14. Néanmoins, il sera remarqué que la demande de laissez-passer a été effectuée, notamment du fait de la demande d’identification et de laissez-passer sollicité auprès des autorités consulaires algériennes le 13 octobre 2025, relancées les 3 novembre et'9 décembre suivants. De même, en l’absence d’élément contraire, il n’est pas établi que ces autorités refuseront en l’état d’accorder de laissez passer dans un délai raisonnable, notamment en ce qu’il n’est pas établi qu’il existe une décision officielle de rupture des relations diplomatiques et que dans cette hypothèse la demande de laissez-passer ne soit pas traitée dans les 30 jours à venir. Dès lors, les conditions du CESEDA sont remplies à ce stade de la procédure, alors que l’administration algérienne est souveraine à propos du délai et des modalités de traitement du laissez passer sollicité.
En outre, même en cas d’assignation à résidence, il n’est pas établi qu’il se présentera à l’embarquement s’il n’est pas placé en rétention, aucun élément ne permettant en outre de constituer la motivation spéciale en la matière prévue à l’article L.743-13 alinéa 3 du CESEDA pour ordonner une telle mesure dans cette hypothèse précise, alors même qu’il ne justifie pas de la remise d’une pièce d’identité originale, ce qui constitue une condition indispensable à une telle mesure.
Les moyens soulevés seront donc rejetés et la décision attaquée sera confirmée.
3/ Sur les demandes annexes
15. L’article 700 du code de procédure civile dispose : «'Le juge condamne la partie tenue aux dépens ou qui perd son procès à payer :
1° A l’autre partie la somme qu’il détermine, au titre des frais exposés et non compris dans les dépens ;
2° Et, le cas échéant, à l’avocat du bénéficiaire de l’aide juridictionnelle partielle ou totale une somme au titre des honoraires et frais, non compris dans les dépens, que le bénéficiaire de l’aide aurait exposés s’il n’avait pas eu cette aide. Dans ce cas, il est procédé comme il est dit aux alinéas 3 et 4 de l’article 37 de la loi n° 91-647 du 10 juillet 1991 .

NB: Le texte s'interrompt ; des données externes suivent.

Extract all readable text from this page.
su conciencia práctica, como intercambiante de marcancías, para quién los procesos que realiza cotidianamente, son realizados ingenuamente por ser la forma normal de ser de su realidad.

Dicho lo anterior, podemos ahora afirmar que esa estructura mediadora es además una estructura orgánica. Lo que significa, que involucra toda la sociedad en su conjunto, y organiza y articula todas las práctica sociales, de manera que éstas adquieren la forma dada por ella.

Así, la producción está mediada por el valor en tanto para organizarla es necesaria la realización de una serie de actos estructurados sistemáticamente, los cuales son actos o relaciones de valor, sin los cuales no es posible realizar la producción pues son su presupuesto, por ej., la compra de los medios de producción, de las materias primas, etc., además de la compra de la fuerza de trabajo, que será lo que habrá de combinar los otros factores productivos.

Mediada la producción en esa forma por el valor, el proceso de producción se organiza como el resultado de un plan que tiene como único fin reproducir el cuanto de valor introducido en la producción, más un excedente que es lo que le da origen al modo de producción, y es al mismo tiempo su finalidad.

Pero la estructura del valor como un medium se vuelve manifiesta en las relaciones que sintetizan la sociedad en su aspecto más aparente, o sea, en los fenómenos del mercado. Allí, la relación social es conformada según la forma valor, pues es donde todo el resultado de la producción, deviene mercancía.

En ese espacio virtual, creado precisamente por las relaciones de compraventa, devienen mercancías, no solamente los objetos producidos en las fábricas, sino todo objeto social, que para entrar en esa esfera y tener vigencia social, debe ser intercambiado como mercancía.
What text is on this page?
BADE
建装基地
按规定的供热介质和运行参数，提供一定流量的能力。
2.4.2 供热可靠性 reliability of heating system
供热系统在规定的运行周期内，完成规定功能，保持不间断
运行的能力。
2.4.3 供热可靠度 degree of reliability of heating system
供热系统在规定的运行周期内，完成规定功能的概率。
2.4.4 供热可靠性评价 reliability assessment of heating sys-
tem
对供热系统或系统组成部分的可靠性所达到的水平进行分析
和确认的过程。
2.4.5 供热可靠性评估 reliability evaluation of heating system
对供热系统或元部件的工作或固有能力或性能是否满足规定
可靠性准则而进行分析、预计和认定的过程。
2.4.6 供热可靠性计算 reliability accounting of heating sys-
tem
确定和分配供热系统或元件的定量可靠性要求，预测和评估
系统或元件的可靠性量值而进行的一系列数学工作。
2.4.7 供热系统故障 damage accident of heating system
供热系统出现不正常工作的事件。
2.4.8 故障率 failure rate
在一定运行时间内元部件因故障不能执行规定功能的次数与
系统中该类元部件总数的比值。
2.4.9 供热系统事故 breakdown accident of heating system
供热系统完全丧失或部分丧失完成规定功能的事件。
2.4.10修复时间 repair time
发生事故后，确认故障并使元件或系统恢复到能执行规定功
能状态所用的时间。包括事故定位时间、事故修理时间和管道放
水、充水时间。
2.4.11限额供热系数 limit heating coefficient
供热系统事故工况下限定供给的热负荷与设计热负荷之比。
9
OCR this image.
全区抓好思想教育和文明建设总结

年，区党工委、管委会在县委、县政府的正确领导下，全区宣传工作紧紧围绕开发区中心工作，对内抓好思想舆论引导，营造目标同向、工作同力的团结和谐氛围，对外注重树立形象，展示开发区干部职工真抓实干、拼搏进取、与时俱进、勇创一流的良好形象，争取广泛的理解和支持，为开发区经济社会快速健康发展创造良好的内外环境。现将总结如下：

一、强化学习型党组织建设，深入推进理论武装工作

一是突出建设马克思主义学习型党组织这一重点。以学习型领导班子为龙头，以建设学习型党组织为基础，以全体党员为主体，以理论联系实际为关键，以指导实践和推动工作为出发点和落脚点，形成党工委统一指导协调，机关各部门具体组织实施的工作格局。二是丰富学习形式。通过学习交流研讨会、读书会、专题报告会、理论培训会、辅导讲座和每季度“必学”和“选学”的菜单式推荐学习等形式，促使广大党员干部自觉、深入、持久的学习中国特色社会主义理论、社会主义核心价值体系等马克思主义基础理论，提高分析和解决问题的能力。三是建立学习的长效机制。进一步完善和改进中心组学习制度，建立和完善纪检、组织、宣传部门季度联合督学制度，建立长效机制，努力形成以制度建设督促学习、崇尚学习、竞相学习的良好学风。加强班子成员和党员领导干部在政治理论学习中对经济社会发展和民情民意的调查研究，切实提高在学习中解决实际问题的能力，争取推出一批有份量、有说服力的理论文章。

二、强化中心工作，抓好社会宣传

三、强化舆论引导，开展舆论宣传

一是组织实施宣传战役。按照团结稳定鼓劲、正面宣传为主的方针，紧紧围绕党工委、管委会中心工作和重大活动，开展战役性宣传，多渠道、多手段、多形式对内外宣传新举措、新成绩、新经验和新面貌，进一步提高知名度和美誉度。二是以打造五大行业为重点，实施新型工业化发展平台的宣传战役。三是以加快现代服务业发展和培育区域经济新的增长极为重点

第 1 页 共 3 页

Dans tous les cas, le juge tient compte de l’équité ou de la situation économique de la partie condamnée. Il peut, même d’office, pour des raisons tirées des mêmes considérations, dire qu’il n’y a pas lieu à ces condamnations.
Les parties peuvent produire les justificatifs des sommes qu’elles demandent.
La somme allouée au titre du 2° ne peut être inférieure à la part contributive de l’Etat majorée de 50 %'».
L’article 37 de la loi n°91-647 du 10 juillet 1991 prévoit que «'les auxiliaires de justice rémunérés selon un tarif peuvent renoncer à percevoir la somme correspondant à la part contributive de l’Etat et poursuivre contre la partie condamnée aux dépens et non bénéficiaire de l’aide juridictionnelle le recouvrement des émoluments auxquels ils peuvent prétendre.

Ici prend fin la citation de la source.